Dès que je l'avais aperçu le matin au dive shop, j'avais songé à Ethan. Pour l'arc de leurs paupières et la courbe un peu tombante de leurs épaules. Pour le semblant de barbe poivre et sel sur leurs mentons. Pour leurs corps légèrement potelés que, comme embarrassés, ils semblaient n'habiter que par éclipses.


Voix 2bisPour ce que j'avais ressenti, entêtant bien que fugace, au fil de la conversation. L'impression d'une mélancolie tapie derrière la bonne humeur, d'une grande douceur doublée d'une réelle attention portée aux gens.

Une fragilité qui vacillait, émouvante, entre deux silences. Une sensibilité à fleur de peau, retenue mais éclatant au détour d'une anecdote.

Une vulnérabilité liée à un pan d'histoire dérobée. Telle une maison amputée de la moitié de ses fondations, l'incertitude sur leurs origines les empêchait de se construire pleinement.

Ces deux hommes, l'un mon ami et l'autre un presque étranger, avaient un je-ne-sais-quoi de profondément féminin qui me touchait.


Et leurs ressemblances ne s'arrêtaient pas là. Il fallait y ajouter leur retenue toute anglaise mâtinée d'un flegme tout britannique, leur humour pince-sans-rire qui me faisait m'esclaffer et leur accent londonien délicieusement huppé.

"A very clean one, indeed", approuvait Ethan.

Un tout propre, donc, qui habillait les mots de grâce et de frais, roulant légers sur la nappe et tintinnabulant comme les glaçons de mon Coca.

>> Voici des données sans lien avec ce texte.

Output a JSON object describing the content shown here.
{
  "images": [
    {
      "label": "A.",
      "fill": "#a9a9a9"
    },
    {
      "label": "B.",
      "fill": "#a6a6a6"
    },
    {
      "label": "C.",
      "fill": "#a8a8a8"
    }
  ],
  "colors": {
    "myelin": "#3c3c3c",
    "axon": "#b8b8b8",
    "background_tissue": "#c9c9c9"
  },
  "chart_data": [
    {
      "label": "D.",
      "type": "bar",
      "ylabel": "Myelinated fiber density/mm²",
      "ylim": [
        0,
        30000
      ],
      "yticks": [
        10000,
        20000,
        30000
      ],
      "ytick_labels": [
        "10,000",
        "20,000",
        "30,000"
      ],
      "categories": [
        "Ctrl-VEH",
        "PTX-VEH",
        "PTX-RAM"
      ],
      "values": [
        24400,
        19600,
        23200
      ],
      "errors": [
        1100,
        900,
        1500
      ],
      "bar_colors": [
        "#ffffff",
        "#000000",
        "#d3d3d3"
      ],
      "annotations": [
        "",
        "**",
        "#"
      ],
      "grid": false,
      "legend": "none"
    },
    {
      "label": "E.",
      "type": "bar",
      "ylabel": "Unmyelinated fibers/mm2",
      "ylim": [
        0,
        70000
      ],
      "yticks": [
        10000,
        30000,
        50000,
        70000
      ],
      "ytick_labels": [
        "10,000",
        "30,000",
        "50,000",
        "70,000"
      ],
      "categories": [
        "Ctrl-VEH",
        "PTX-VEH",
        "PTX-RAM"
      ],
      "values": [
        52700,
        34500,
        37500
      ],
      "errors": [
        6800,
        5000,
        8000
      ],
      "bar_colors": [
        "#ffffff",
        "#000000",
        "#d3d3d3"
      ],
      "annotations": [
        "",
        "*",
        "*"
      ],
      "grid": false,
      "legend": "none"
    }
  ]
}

Expatrié, Justin habitait comme moi une île au climat plus doux que son pays natal. Il avait vécu à Vancouver, à Londres, à Malte. À Amsterdam sans en apprécier les habitants. Trop directs à son goût, trop peu enclins à enrober leurs propos d'une nécessaire politesse, fût-elle de façade.

Trop délicat pour la plate franchise hollandaise, Justin avait fini par déménager.


J'acquiesçai d'un sourire entendu. L'opinion de Justin me renvoyait en écho ma relation avec Mingus.

Son étonnement à me découvrir, selon ses critères, trop émotionnelle et sensible.

Ses difficultés à me comprendre, à saisir ce qu'il appelait mon être qui sans cesse échappait à sa prise.

Sa façon de me heurter sans l'avoir calculé, ses critiques qui m'étaient autant d'agressions.

Ses encouragements à m'exprimer sans détours ni subtils sous-entendus. Jusqu'à ce que, comblant son souhait au-delà de ses attentes, je ne l'écharpe par trop de franchise.

Ethan, Mingus, moi... En cette fin de voyage indonésien, Justin campait sans s'en douter le point de convergence de plusieurs routes, étrange synthèse d'un écheveau noué bien avant lui.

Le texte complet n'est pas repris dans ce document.